By Steve Lohr
The New York Times, Bits blog, March 6, 2012
I wrote an article in Tuesday’s New York Times, which was based on a study published Monday in the journal Health Affairs that casts doubt on the widespread claim that computerized patient records will cut health care spending.
The study found that doctors who were able to electronically track a patient’s recent imaging tests, like X-rays and MRIs, were more likely to order new imaging tests than doctors with paper records. That is sobering news for advocates of electronic health records, whose adoption is getting a big push from federal incentive payments to physicians.
But the study is another piece of evidence, among many, in the debate surrounding electronic health records. And it’s worth keeping in mind that the debate is really about the best way to adopt the technology, and at what pace — not whether moving from paper records to the computer age makes sense.
A lot of physicians complain that the advantages of electronic health records are oversold, and that they can be complex and confusing. Yet when well designed, the technology can improve the practice of medicine.
Dr. Danny McCormick, the lead author of the study, practices at the Cambridge Health Alliance, which made the switch to a modern electronic health record system in 2005.
As Dr. McCormick said at the end of The Times article, “I’m a primary care doctor, and I would never go back.”
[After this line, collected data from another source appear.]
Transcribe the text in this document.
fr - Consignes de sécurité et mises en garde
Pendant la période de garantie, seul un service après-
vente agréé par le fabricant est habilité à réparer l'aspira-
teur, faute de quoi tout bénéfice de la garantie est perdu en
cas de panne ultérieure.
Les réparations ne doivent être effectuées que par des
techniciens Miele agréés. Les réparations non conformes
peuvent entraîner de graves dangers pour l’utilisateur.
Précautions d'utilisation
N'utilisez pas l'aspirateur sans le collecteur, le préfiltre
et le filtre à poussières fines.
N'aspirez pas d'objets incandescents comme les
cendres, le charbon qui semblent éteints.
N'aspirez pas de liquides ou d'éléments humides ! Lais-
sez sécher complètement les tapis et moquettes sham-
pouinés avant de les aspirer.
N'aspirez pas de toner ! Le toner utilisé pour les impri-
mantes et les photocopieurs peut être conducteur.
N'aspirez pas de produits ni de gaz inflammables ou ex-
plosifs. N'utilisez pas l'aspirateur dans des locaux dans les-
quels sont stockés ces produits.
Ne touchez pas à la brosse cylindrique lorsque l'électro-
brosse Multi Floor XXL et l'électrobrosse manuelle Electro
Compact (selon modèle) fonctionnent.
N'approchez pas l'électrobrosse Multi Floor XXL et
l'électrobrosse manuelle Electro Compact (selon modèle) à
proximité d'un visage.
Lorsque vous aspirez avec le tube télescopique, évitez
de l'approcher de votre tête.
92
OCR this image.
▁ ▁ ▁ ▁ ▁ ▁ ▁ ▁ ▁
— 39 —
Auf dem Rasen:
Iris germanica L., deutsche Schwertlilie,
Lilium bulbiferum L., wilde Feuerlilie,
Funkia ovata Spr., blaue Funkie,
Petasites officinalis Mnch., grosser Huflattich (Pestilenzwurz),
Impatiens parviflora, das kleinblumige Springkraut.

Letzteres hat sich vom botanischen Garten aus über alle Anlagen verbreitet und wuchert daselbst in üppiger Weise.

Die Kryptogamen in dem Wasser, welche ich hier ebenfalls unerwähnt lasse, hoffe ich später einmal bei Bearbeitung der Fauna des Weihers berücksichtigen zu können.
So what to make of the new study in Health Affairs? First, there are limitations in the data set of more than 28,000 patient visits to more than 1,100 physicians in 2008 — limitations noted in the article. And the study did not address why physicians with computer technology were more likely to order tests, though Dr. McCormick suggested that the digital technology makes it easier to order and follow-up on tests, so they do more of it.
As I noted in the article, Dr. David J. Brailer, former national coordinator for health information technology in the Bush administration, questioned the conclusions of the study because they were based on a correlation in the data rather than a controlled test.
He elaborated in a paragraph cut from the article, reasonably, for space: Still, if a controlled test reached a similar conclusion, Dr. Brailer said he would not be surprised. “An electronic health record is only part of the solution,” he said. “The real gains come from improving the quality of the information that the doctor receives, so it is more accurate, complete and timely.”
Dr. Brailer’s comment suggests a larger point. An electronic health record is a tool, one that will be used by people in response to the incentives they are given. The American health care system is predominantly fee-for-service. Doctors and hospitals are reimbursed delivering more treatment, so we get more of everything — tests, surgeries, pills.
The drive to pay health providers based more on what economists call outcomes — healthier people — instead of inputs, like tests, is under way.
The big savings in American health care, most experts agree, will come from making sure people with chronic conditions like diabetes and heart disease, manage their conditions, stay healthy and out of hospitals. My colleague Reed Abelson recently wrote an article on programs to manage the care of the 1 percent of patients who account for 25 percent of health spending — nearly $100,000 a year each.
Most of these patients are complex cases, with several chronic conditions, seeing primary care physicians and specialists, taking a series of drugs. Managing those cases efficiently is nearly impossible without the information collection, monitoring and recommendations that a modern electronic health record makes possible.
Finally, two of the four co-authors of the study in Health Affairs are co-founders of Physicians for A National Health Program, which advocates a single-payer national health care system. They are Dr. Stephanie Woolhandler, a professor at the City University of New York School of Public Health at Hunter College, and Dr. David U. Himmelstein, also a professor at the CUNY School of Public Health at Hunter College.
In an interview last weekend, Dr. Himmelstein said, “For decades, there has been this hype about how computers were going to fix everything in health care. All those predictions have been wrong. It’s vaporware.”
If technology is not the answer, that can arguably strengthen the case for other solutions, like a single-payer system.
But Dr. Himmelstein’s and Dr. Woolhandler’s views on how to pay for health care seem to have no direct effect on the study, which was analysis of national data published in a peer-reviewed journal.
Besides, the evidence worldwide suggests that electronic health records are seen as part of the long-term answer to improving care and controlling costs, according to Dr. David Blumenthal, who stepped down last year as the Obama administration’s national coordinator for health information technology.
“There is not a single-payer system in the world that is not going all out to adopt electronic health records,” said Dr. Blumenthal, a professor at Harvard Medical School.